MONDAY, AUG. 27, 2007

Our view: Psychologists right

The American Psychological Association’s code of ethics begins by listing its general principles. This is the very first line: “Psychologists strive to benefit those with whom they work and take care to do no harm.”

This month, the APA spent part of its annual convention debating – and ultimately condemning – the involvement of its members in 19 unethical interrogation techniques such as “waterboarding” or simulated drowning, mock executions, and sexual and religious humiliation. It also called on Congress, the Department of Defense and the CIA to ban these tactics.

This action on the part of the APA appears long overdue.

In reports by Vanity Fair, the New Yorker and Salon.com, as well as this newspaper, these techniques are linked to the military’s SERE program, which the U.S. Air Force teaches at a survival school near Spokane. They are believed to be “reverse-engineered” from the torture techniques U.S. troops are taught to survive in enemy prisons. These reports point to two Spokane psychologists, James Mitchell and Bruce Jessen, and the role they may have played in developing them.

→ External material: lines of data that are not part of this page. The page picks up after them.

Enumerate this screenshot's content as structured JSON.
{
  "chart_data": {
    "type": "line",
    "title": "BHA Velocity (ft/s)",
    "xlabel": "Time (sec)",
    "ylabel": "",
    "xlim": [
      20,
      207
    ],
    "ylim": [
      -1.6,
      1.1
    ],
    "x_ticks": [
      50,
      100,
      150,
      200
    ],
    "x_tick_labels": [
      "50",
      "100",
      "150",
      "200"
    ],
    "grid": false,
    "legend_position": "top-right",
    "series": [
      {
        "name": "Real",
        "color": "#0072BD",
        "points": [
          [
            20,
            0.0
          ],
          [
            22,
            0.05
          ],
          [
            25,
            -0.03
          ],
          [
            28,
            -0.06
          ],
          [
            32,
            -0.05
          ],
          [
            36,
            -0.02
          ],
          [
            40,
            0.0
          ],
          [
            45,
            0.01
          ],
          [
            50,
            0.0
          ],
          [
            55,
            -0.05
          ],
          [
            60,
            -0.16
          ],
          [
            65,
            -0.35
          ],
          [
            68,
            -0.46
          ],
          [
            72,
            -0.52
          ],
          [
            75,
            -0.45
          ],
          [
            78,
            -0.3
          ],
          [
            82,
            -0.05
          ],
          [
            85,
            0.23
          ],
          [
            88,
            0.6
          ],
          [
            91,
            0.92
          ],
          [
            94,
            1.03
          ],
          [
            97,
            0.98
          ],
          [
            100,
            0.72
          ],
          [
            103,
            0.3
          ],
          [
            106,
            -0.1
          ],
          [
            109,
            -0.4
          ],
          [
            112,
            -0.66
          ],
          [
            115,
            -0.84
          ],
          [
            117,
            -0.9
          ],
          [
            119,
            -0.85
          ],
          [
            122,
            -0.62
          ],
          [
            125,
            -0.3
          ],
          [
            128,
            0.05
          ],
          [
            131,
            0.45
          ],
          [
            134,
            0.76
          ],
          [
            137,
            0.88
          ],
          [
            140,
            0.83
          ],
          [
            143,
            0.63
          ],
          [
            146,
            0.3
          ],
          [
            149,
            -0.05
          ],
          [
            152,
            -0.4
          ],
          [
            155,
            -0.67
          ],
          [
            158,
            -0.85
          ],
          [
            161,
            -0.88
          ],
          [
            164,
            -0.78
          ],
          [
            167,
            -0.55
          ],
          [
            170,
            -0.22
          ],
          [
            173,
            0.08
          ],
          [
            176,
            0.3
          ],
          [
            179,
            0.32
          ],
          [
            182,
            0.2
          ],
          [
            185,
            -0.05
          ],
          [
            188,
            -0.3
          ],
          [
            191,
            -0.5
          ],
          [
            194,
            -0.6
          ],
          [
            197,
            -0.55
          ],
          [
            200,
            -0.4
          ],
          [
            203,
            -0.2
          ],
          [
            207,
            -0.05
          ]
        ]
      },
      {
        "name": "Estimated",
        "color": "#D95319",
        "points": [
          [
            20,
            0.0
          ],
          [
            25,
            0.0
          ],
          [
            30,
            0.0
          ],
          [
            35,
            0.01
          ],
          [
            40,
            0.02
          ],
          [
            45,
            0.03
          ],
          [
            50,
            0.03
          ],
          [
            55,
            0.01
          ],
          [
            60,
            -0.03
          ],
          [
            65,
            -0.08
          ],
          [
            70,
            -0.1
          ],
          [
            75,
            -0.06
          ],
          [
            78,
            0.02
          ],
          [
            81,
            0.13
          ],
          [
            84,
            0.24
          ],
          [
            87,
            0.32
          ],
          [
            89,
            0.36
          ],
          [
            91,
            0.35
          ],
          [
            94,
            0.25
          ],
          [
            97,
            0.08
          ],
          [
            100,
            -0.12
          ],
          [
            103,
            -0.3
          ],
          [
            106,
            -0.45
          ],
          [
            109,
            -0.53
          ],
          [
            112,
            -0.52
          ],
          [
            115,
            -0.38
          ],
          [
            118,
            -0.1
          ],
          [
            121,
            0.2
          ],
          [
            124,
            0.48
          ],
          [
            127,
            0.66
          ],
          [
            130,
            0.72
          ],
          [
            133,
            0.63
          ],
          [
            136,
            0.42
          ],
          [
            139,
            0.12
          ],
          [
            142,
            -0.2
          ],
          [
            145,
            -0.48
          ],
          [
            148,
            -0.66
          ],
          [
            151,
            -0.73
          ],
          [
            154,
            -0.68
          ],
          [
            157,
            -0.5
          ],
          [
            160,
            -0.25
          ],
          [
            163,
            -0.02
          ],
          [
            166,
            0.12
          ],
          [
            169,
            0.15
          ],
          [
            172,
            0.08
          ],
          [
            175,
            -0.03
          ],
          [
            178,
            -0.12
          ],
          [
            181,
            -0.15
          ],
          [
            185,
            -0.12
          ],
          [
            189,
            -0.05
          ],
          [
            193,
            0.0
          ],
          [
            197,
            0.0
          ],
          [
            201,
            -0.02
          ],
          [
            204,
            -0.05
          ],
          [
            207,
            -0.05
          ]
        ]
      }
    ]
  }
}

These harsh techniques, in sharp contrast to the APA ethics code, appear to do nothing but harm. The association now labels them as immoral, psychologically damaging and tactically ineffective.

Certainly, using pain and abject fear to psychologically destroy a prisoner constitutes harm to that individual.

These tactics also harm the interrogators’ pursuit of the truth.

An expert in human intelligence operations, Air Force Reserve Col. Steve Kleinman, told Vanity Fair that this style of interrogation does not incite prisoners to reveal good information. Instead, detainees may make false confessions just to bring the torture to an end.

These tactics violate the basic values of this country, which has always prided itself on respecting the rights of the individual. By lowering American interrogators to the level of our enemies, these methods harm our country’s integrity.

Mitchell and Jessen’s company issued a statement saying they oppose torture and do not endorse harmful interrogation methods.

Yet Kleinman told Vanity Fair, “I think [Mitchell and Jessen] have caused more harm to American national security than they’ll ever understand.”

If these reports are true, and the condemnation of their colleagues is warranted, this question must ultimately be asked: How could such violations of this healing profession’s principles ever have gone so far?